Huang Po-Jung, Tsai Fang-Yu, Wu Yi-Ju, Weng Yi-Chen, Lee Chi-Ching, Shih Sin-Hong, Jiang Shih Sheng
Department of Biomedical Sciences, Chang Gung University, Taoyuan, Taiwan; Genomic Medicine Research Core Laboratory, Chang Gung Memorial Hospital, Linkou, Taiwan; Molecular Medicine Research Center, Chang Gung University, Taoyuan, Taiwan; Graduate Institute of Biomedical Sciences, Chang Gung University, Taoyuan, Taiwan.
National Institute of Cancer Research, National Health Research Institute, Zhunan, Miaoli, Taiwan.
Biomed J. 2025 Jul 1:100885. doi: 10.1016/j.bj.2025.100885.
Single-cell RNA sequencing (scRNA-seq) enables detailed profiling of cellular heterogeneity, but complex workflows and diverse data formats limit accessibility for clinicians and researchers without programming expertise.
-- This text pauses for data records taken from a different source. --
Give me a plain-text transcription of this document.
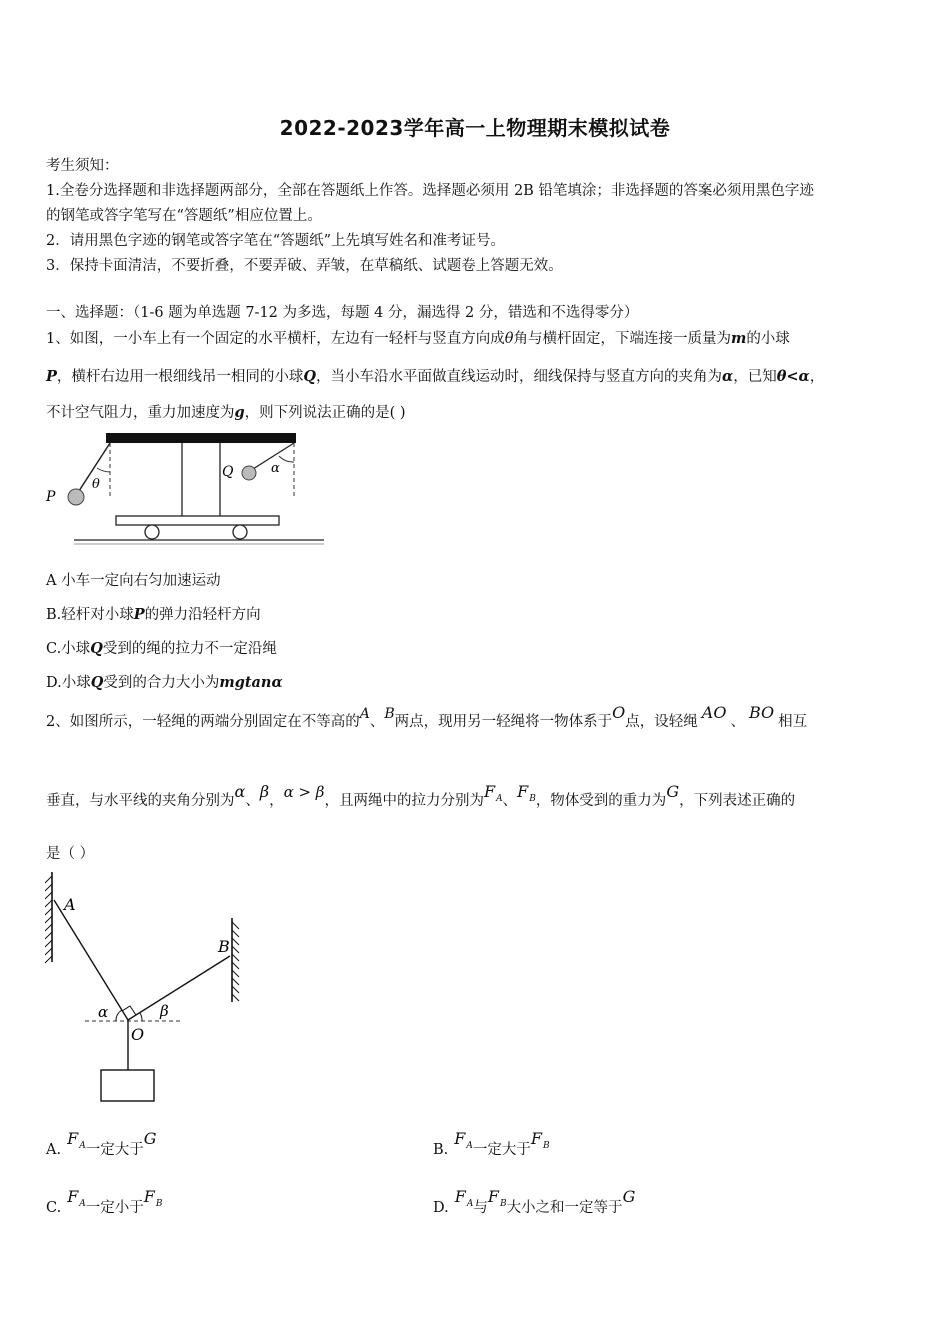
2022-2023学年高一上物理期末模拟试卷
考生须知：
1.全卷分选择题和非选择题两部分，全部在答题纸上作答。选择题必须用 2B 铅笔填涂；非选择题的答案必须用黑色字迹
的钢笔或答字笔写在“答题纸”相应位置上。
2．请用黑色字迹的钢笔或答字笔在“答题纸”上先填写姓名和准考证号。
3．保持卡面清洁，不要折叠，不要弄破、弄皱，在草稿纸、试题卷上答题无效。
一、选择题：（1-6 题为单选题 7-12 为多选，每题 4 分，漏选得 2 分，错选和不选得零分）
1、如图，一小车上有一个固定的水平横杆，左边有一轻杆与竖直方向成θ角与横杆固定，下端连接一质量为m的小球
P，横杆右边用一根细线吊一相同的小球Q，当小车沿水平面做直线运动时，细线保持与竖直方向的夹角为α，已知θ<α，
不计空气阻力，重力加速度为g，则下列说法正确的是( )
P
θ
Q	α
A 小车一定向右匀加速运动
B.轻杆对小球P的弹力沿轻杆方向
C.小球Q受到的绳的拉力不一定沿绳
D.小球Q受到的合力大小为mgtanα
2、如图所示，一轻绳的两端分别固定在不等高的A、B两点，现用另一轻绳将一物体系于O点，设轻绳 AO 、 BO 相互
垂直，与水平线的夹角分别为α、β，α > β，且两绳中的拉力分别为$F^A$、$F^B$，物体受到的重力为G，下列表述正确的
是（ ）
A
B
α	β
O
$A.F^A$一定大于G
$B.F^A$一定大于$F^B$
$C.F^A$一定小于$F^B$	$D.F^A$与$F^B$大小之和一定等于G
We introduce ShinySC, an R/Shiny-based desktop application designed to streamline comprehensive scRNA-seq analysis through an intuitive graphical interface. ShinySC supports various input formats, including 10x Genomics, Seurat, Scanpy, BD Rhapsody, and CellView. The tool integrates essential analytical procedures such as quality control, normalization, dimensionality reduction, clustering, marker gene identification, batch correction, differential expression analysis, and trajectory inference. Notably, ShinySC implements multiple automatic cell-type annotation methods-reference-based (SingleR), marker-based (ScType, scCATCH), and GPT-based (GPTCelltype)-with features for side-by-side comparison and manual label refinement. Benchmarking indicates robust performance for datasets containing up to 200,000 cells on standard desktop systems with 64 GB RAM, with analysis duration dependent on specific tasks and annotation methods. Demonstrative analyses of PBMC and interferon-stimulated datasets confirm ShinySC's efficacy in accurately annotating cell types and capturing condition-specific transcriptional dynamics.
ShinySC provides a unified, user-friendly, and scalable platform for scRNA-seq analysis explicitly tailored for non-programming users. It surpasses existing limitations by accommodating multiple data formats, employing versatile annotation strategies, and generating high-quality, publication-ready figures. Available freely across Windows, macOS, and Linux platforms, ShinySC enhances the accessibility and reproducibility of single-cell transcriptomic research.
单细胞RNA测序(scRNA-seq)能够详细分析细胞异质性,但复杂的工作流程和多样的数据格式限制了没有编程专业知识的临床医生和研究人员对其的使用。
我们推出了ShinySC,这是一个基于R/Shiny的桌面应用程序,旨在通过直观的图形界面简化全面的scRNA-seq分析。ShinySC支持多种输入格式,包括10x Genomics、Seurat、Scanpy、BD Rhapsody和CellView。该工具集成了诸如质量控制、标准化、降维、聚类、标记基因识别、批次校正、差异表达分析和轨迹推断等基本分析程序。值得注意的是,ShinySC实现了多种自动细胞类型注释方法——基于参考的(SingleR)、基于标记的(ScType、scCATCH)和基于GPT的(GPTCelltype)——具有并排比较和手动标签细化功能。基准测试表明,在配备64GB内存的标准桌面系统上,对于包含多达200,000个细胞的数据集,该软件具有强大的性能,分析持续时间取决于特定任务和注释方法。对PBMC和干扰素刺激数据集的演示分析证实了ShinySC在准确注释细胞类型和捕捉特定条件下转录动态方面的有效性。
ShinySC为scRNA-seq分析提供了一个统一、用户友好且可扩展的数据平台,特别为非编程用户量身定制。它通过兼容多种数据格式、采用通用注释策略以及生成高质量、可用于发表的图形,克服了现有局限性。ShinySC可在Windows、macOS和Linux平台上免费获取,提高了单细胞转录组学研究的可及性和可重复性。